— И против вас — тоже.
— Это уже понятно.
— Вы приезжали вместе с Хмельницким в Париж и вели некие секретные переговоры, вначале с кардиналом Мазарини, а затем и с принцем де Конде.
— И в этом ваши сведения, господин генерал, тоже абсолютно верны. Разве что стоит уточнить, что никакой особой секретности в этих переговорах не проявлялось, особенно по отношению к польской короне.
— Так вот, полковник Хмельницкий обвинен в предательстве интересов Польши, измене польскому трону, и вообще, объявлен государственным преступником. Если я правильно понял, теперь он спасается в тех диких степях, где обычно собираются ваши казаки, которыми вам, князю, по воле судьбы тоже приходится командовать.
— Странно. Этого я не знал. Позвольте, откуда у вас такие сведения о Хмельницком?
— Разве это имеет какое-то значение? — загадочно ухмыльнулся генерал де Мовель. — Важно, что мне сие известно. Поэтому впредь можем говорить без обиняков.

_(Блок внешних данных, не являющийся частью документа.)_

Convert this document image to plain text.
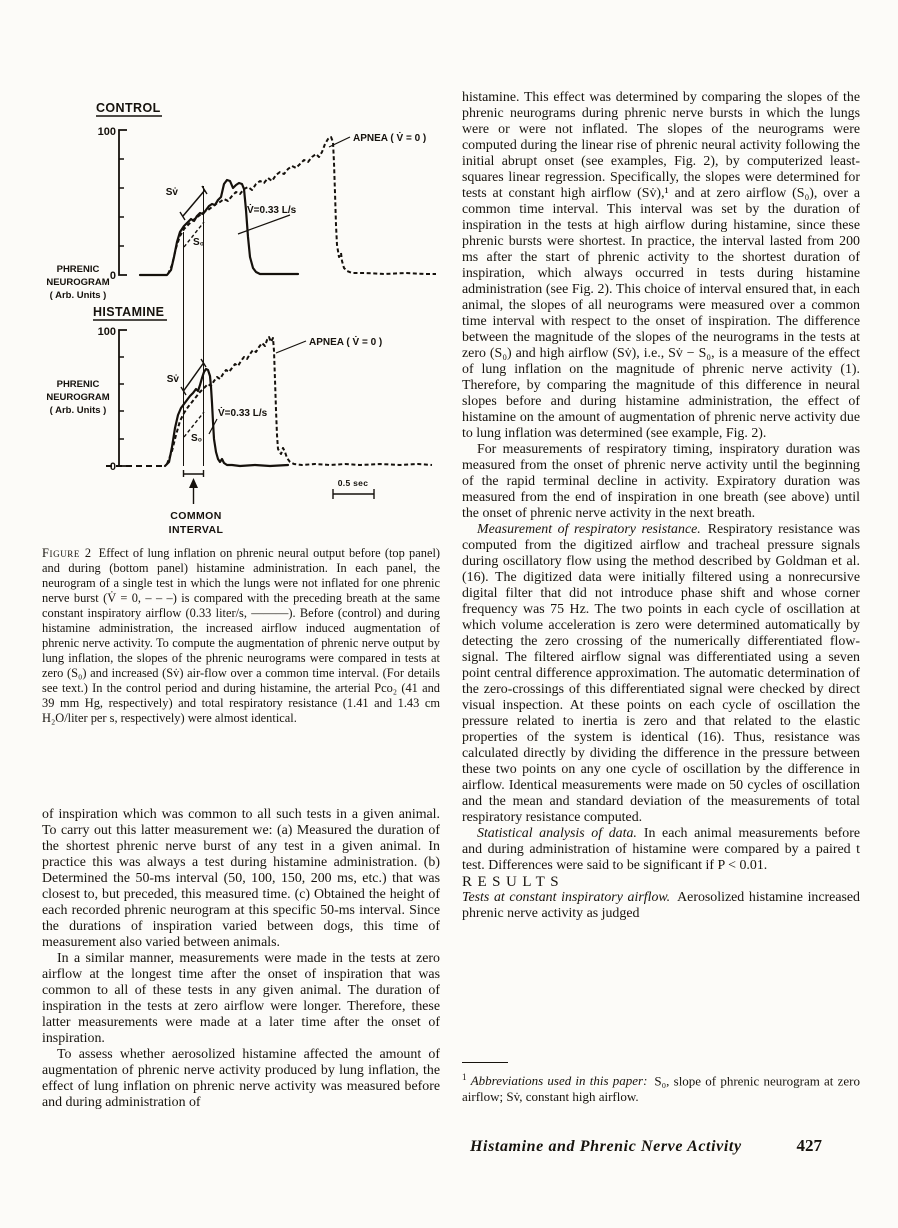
CONTROL
100
0
PHRENIC
NEUROGRAM
( Arb. Units )
Sv̇
S₀
V̇=0.33 L/s
APNEA ( V̇ = 0 )
HISTAMINE
100
0
PHRENIC
NEUROGRAM
( Arb. Units )
Sv̇
S₀
V̇=0.33 L/s
APNEA ( V̇ = 0 )
COMMON
INTERVAL
0.5 sec
Figure 2 Effect of lung inflation on phrenic neural output before (top panel) and during (bottom panel) histamine administration. In each panel, the neurogram of a single test in which the lungs were not inflated for one phrenic nerve burst (V̇ = 0, – – –) is compared with the preceding breath at the same constant inspiratory airflow (0.33 liter/s, ———). Before (control) and during histamine administration, the increased airflow induced augmentation of phrenic nerve activity. To compute the augmentation of phrenic nerve output by lung inflation, the slopes of the phrenic neurograms were compared in tests at zero (S₀) and increased (Sv̇) air-flow over a common time interval. (For details see text.) In the control period and during histamine, the arterial Pco₂ (41 and 39 mm Hg, respectively) and total respiratory resistance (1.41 and 1.43 cm H₂O/liter per s, respectively) were almost identical.

of inspiration which was common to all such tests in a given animal. To carry out this latter measurement we: (a) Measured the duration of the shortest phrenic nerve burst of any test in a given animal. In practice this was always a test during histamine administration. (b) Determined the 50-ms interval (50, 100, 150, 200 ms, etc.) that was closest to, but preceded, this measured time. (c) Obtained the height of each recorded phrenic neurogram at this specific 50-ms interval. Since the durations of inspiration varied between dogs, this time of measurement also varied between animals.

In a similar manner, measurements were made in the tests at zero airflow at the longest time after the onset of inspiration that was common to all of these tests in any given animal. The duration of inspiration in the tests at zero airflow were longer. Therefore, these latter measurements were made at a later time after the onset of inspiration.

To assess whether aerosolized histamine affected the amount of augmentation of phrenic nerve activity produced by lung inflation, the effect of lung inflation on phrenic nerve activity was measured before and during administration of

histamine. This effect was determined by comparing the slopes of the phrenic neurograms during phrenic nerve bursts in which the lungs were or were not inflated. The slopes of the neurograms were computed during the linear rise of phrenic neural activity following the initial abrupt onset (see examples, Fig. 2), by computerized least-squares linear regression. Specifically, the slopes were determined for tests at constant high airflow (Sv̇),¹ and at zero airflow (S₀), over a common time interval. This interval was set by the duration of inspiration in the tests at high airflow during histamine, since these phrenic bursts were shortest. In practice, the interval lasted from 200 ms after the start of phrenic activity to the shortest duration of inspiration, which always occurred in tests during histamine administration (see Fig. 2). This choice of interval ensured that, in each animal, the slopes of all neurograms were measured over a common time interval with respect to the onset of inspiration. The difference between the magnitude of the slopes of the neurograms in the tests at zero (S₀) and high airflow (Sv̇), i.e., Sv̇ − S₀, is a measure of the effect of lung inflation on the magnitude of phrenic nerve activity (1). Therefore, by comparing the magnitude of this difference in neural slopes before and during histamine administration, the effect of histamine on the amount of augmentation of phrenic nerve activity due to lung inflation was determined (see example, Fig. 2).

For measurements of respiratory timing, inspiratory duration was measured from the onset of phrenic nerve activity until the beginning of the rapid terminal decline in activity. Expiratory duration was measured from the end of inspiration in one breath (see above) until the onset of phrenic nerve activity in the next breath.

Measurement of respiratory resistance. Respiratory resistance was computed from the digitized airflow and tracheal pressure signals during oscillatory flow using the method described by Goldman et al. (16). The digitized data were initially filtered using a nonrecursive digital filter that did not introduce phase shift and whose corner frequency was 75 Hz. The two points in each cycle of oscillation at which volume acceleration is zero were determined automatically by detecting the zero crossing of the numerically differentiated flow-signal. The filtered airflow signal was differentiated using a seven point central difference approximation. The automatic determination of the zero-crossings of this differentiated signal were checked by direct visual inspection. At these points on each cycle of oscillation the pressure related to inertia is zero and that related to the elastic properties of the system is identical (16). Thus, resistance was calculated directly by dividing the difference in the pressure between these two points on any one cycle of oscillation by the difference in airflow. Identical measurements were made on 50 cycles of oscillation and the mean and standard deviation of the measurements of total respiratory resistance computed.

Statistical analysis of data. In each animal measurements before and during administration of histamine were compared by a paired t test. Differences were said to be significant if P < 0.01.

RESULTS

Tests at constant inspiratory airflow. Aerosolized histamine increased phrenic nerve activity as judged

$^1$ Abbreviations used in this paper: S₀, slope of phrenic neurogram at zero airflow; Sv̇, constant high airflow.
Histamine and Phrenic Nerve Activity	427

«Неужели он пользуется откровениями графини де Ляфер? — потянулся взглядом к корабельным мачтам. Проявлялось в них некое романтическое очарование. За время, которое пришлось провести в море, оказываясь то в роли пленника, то в роли пирата или еще черт знает кого, Гяур успел привыкнуть к морскому бытию, к вечно покачивающейся палубе и увешанным парусами мачтам. Стоит ли удивляться, что теперь он ощущал легкую тоску, немного напоминающую ностальгию списанного на берег моряка. — Но с чего это вдруг графиня Диана станет откровенничать с ним? Разве что в постели? К дьяволу! Ты же давал себе слово не ревновать ее, уже хотя бы ввиду совершеннейшей бессмысленности этого занятия».
— Не терзайтесь, полковник. Я ведь сказал, что источник в наших отношениях никакой роли не играет, — постарался прийти ему на помощь генерал. — И мой вам совет: не торопитесь возвращаться в пределы Польского королевства, где ни вашу храбрость, ни заслуги перед Францией, родиной польской королевы Марии-Людовики, никто и в грош ставить не будет.
— Но никакой вины перед польской короной у меня нет, это очевидно. И я смогу доказать это.
— Кому вы собираетесь доказывать свою невиновность? Тяжело больному, теряющему власть и вообще, всякое влияние, королю Владиславу? Или, может быть, королеве, с мнением которой уже никто, кроме узкого круга воздыхателей и профранцузски настроенных аристократов, не считается. А доказывать что-либо палачу, в руки которого вас отдадут, — занятие не только неблагодарное, но для человека вашего ранга — постыдное.
— Понятно. Вы предлагаете продлить контракт с французским правительством, превратившись в вечного наемника.